И в этом и состоит трудность, так как на самом деле просветление вовсе не таково. Просветление, освобождение — полностью, абсолютно обычно. Оно не прекрасно. Оно не блаженно, это не ответ на все вопросы. Жизнь продолжается. Она продолжается так же, как и раньше. Но при освобождении разница в том, что исчезает любое ощущение того, что жизнь происходит с кем- то. Освобождение — это отсутствие, освобождение — это утрата, утрата отдельности. И в этой утрате пустота становится наполненной.
Эта пустота — также и наполненность. В «ничто» — когда есть «ничто» — это «ничто» заполняется всем.
Задайте любой вопрос — не имеет значения, какой. Если возникает вопрос, то он здесь, чтобы возникнуть, встретиться с «ничем», и чтобы «ничто» на него ответило. Ум никогда не сможет ничего с этим поделать.

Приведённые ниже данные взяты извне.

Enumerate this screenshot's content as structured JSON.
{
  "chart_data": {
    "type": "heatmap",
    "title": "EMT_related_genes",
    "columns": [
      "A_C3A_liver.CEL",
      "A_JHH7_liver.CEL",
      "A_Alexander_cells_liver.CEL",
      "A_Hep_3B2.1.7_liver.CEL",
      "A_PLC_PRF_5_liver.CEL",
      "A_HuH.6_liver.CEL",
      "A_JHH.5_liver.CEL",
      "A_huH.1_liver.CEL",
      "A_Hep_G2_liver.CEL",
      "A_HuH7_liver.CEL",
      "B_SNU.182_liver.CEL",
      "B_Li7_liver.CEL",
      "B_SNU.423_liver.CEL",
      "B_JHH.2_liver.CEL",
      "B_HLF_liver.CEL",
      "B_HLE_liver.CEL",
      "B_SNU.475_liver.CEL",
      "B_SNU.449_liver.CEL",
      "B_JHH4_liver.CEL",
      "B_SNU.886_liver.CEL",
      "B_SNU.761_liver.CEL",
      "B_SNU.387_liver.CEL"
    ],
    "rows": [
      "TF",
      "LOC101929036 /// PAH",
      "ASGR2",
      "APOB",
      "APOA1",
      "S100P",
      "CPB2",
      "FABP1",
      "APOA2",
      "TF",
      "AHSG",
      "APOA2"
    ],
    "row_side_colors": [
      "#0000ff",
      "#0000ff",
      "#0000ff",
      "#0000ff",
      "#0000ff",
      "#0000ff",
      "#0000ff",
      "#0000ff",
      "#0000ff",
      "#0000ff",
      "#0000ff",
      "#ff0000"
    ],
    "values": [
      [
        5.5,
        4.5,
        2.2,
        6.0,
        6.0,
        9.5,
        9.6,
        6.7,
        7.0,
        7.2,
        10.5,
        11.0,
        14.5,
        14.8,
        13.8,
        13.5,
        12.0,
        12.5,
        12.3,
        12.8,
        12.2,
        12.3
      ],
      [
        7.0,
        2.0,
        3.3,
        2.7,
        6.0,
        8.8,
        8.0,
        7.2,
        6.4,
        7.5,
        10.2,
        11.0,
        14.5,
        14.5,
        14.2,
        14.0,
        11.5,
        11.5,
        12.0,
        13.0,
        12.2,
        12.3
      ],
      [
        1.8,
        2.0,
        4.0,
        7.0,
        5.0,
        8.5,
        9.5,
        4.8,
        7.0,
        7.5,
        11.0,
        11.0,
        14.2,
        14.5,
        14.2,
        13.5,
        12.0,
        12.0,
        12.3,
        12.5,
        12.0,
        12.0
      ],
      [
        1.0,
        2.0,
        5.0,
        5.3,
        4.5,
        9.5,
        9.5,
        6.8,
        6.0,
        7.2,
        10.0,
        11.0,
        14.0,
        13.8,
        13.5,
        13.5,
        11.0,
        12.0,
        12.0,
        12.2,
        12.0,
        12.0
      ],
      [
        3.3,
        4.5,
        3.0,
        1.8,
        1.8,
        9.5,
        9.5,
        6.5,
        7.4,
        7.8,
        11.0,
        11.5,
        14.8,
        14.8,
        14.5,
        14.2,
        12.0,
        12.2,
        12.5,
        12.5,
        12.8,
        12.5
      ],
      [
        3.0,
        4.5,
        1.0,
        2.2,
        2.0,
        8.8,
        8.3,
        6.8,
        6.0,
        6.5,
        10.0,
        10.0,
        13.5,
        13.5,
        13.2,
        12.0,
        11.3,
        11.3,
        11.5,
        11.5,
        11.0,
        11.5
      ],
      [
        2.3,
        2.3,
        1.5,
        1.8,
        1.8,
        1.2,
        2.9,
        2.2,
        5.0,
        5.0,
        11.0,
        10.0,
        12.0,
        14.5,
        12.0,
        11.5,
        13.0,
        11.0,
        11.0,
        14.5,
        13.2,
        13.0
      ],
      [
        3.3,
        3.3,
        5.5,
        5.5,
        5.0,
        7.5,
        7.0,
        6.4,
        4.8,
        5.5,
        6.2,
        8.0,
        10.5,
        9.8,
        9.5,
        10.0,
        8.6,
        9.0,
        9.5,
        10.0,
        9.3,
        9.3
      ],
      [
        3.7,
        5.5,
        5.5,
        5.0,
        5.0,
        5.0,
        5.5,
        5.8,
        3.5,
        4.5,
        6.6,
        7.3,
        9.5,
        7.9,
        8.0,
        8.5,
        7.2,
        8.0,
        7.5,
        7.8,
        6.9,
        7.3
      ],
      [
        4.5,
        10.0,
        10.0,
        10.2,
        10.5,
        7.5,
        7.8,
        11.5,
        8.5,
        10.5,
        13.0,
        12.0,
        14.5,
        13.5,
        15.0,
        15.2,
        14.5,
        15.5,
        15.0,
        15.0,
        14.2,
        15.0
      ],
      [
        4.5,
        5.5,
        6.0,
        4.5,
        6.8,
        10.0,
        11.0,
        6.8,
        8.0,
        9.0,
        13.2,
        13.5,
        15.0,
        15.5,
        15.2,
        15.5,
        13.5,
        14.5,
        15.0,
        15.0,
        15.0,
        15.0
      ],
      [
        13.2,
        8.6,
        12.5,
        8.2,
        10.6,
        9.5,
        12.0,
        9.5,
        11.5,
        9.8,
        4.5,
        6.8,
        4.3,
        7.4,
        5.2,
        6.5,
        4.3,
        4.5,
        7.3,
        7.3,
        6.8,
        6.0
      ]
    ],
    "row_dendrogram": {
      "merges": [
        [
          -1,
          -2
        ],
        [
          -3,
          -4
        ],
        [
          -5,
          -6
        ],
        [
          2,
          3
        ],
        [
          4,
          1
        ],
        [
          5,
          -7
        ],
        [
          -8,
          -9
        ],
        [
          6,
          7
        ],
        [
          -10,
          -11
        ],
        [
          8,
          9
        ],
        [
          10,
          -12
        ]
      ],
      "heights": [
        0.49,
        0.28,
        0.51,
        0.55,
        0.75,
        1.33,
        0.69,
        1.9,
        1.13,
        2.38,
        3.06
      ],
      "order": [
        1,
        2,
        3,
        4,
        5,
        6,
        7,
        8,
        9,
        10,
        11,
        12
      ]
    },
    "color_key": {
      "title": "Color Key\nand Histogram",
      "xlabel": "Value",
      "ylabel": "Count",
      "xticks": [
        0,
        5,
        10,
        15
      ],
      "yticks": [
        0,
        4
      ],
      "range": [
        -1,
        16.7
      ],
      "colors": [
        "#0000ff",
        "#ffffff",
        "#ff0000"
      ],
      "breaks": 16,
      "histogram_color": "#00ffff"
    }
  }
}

Это очень просто, очень просто и очень трудно. Это очень просто, так как это абсолютно очевидно, и это трудно, так как для человека это пугающе, ощущение утраты индивидуальности — пугающая мысль для индивида.
+ + +
Вы вчера говорили, что сам процесс поиска препятствует видению — я перефразирую: это просто такая блестящая игра видимостей и своего рода отклонение внимания, и это просто дает понимание того, что все это исходит из одного и того же источника.
Да, из одного и того же источника. Одна часть этого не хочет быть такой, как все, — или думает, что она происходит не из одного и того же источника.
Но все это просто игра — или то, что называется «божественной игрой»...
Это божественная игра бытия. И бытие совершенно не заинтересовано в идее о том, что кто-то это видит или не видит, так как нет никого другого, отличного от бытия... и отсутствие реализации — также бытие.
Так что бытие страдает, бытие смеется, бытие ищет, бытие находит, бытие не находит. Нет ничего другого, кроме этого. И, конечно, все это совершенно безукоризненно целостно — есть только это, и это — все, что есть. Но в этой целостности есть нечто, что думает, что оно не является целостностью, что также является бытием, отдельным бытием.
У бьггия нет никаких потребностей. Но то, что возникает внутри бытия, — это явная нужда и потребность обнаружить, что нет никакой нужды и потребности.
И тайна этого непостижима — это просто загадка.
И поиск этого отражен в мире, в котором мы живем, так как все, что мы делаем, — это поиск этого. Вся религия, все видимые личные стремления — все это просто поиск этого не-знания.
Прекращение внимания, ощущения отдельности?
Это поиск состояния, в котором мы — не отдельны. Ищущий этого не видит, так как это безвременное бытие — вечное бытие, которое находится за пределами времени, пространства и достижимости. Поэтому то, чего мы пытаемся достичь, не может быть достигнуто, так как оно уже является всем, что есть.
Достаточно трудно принять — мне лично достаточно трудно принять тот факт, что духовный поиск не лучше, не более возвышенный и не более благородный, чем поиск денег, секса, власти или чего-либо еще.
Совершенно верно. В конечном счете, любое желание — это поиск возвращения домой. И странность этого парадокса, этой тайны — в том, что все, что делается — весь поиск, все стремление, все личные усилия, все возведение церквей и империй, — это бытие. Это чистая жизненность. Это удивительно странный парадокс.
В каком-нибудь древнем ведическом тексте, или чем-то в этом роде, что-нибудь говорится об этом, или о том, почему это так? Я знаю, что «Бхагавад Гита» говорит, что это эксперимент…
Нет, нет никакого «почему» и нет никакого эксперимента и никакого выбора. В основе традиционных аргументов лежит то, что единство приняло решение стать двойственным, и, таким образом, оно может решить вновь стать единством. Это сказка, основанная на илллюзии времени, причины и следствия.
Ничто никогда не выбирают. Весь сон выбора и мотивации заключается в том, что во времени есть что-то, что может может намеренно двигаться вперед из места под названием «двойственность» в место под названием «единство». Никогда не было ничего, кроме бытия, это вечное ничто и все. Оно никогда не движется, и его никогда и нигде не было. Нет никакого «где-то». Нигде нет никакого времени или пространства, кроме как в видимости этого. Нет ничего, кроме этого, и «ничто» происходит.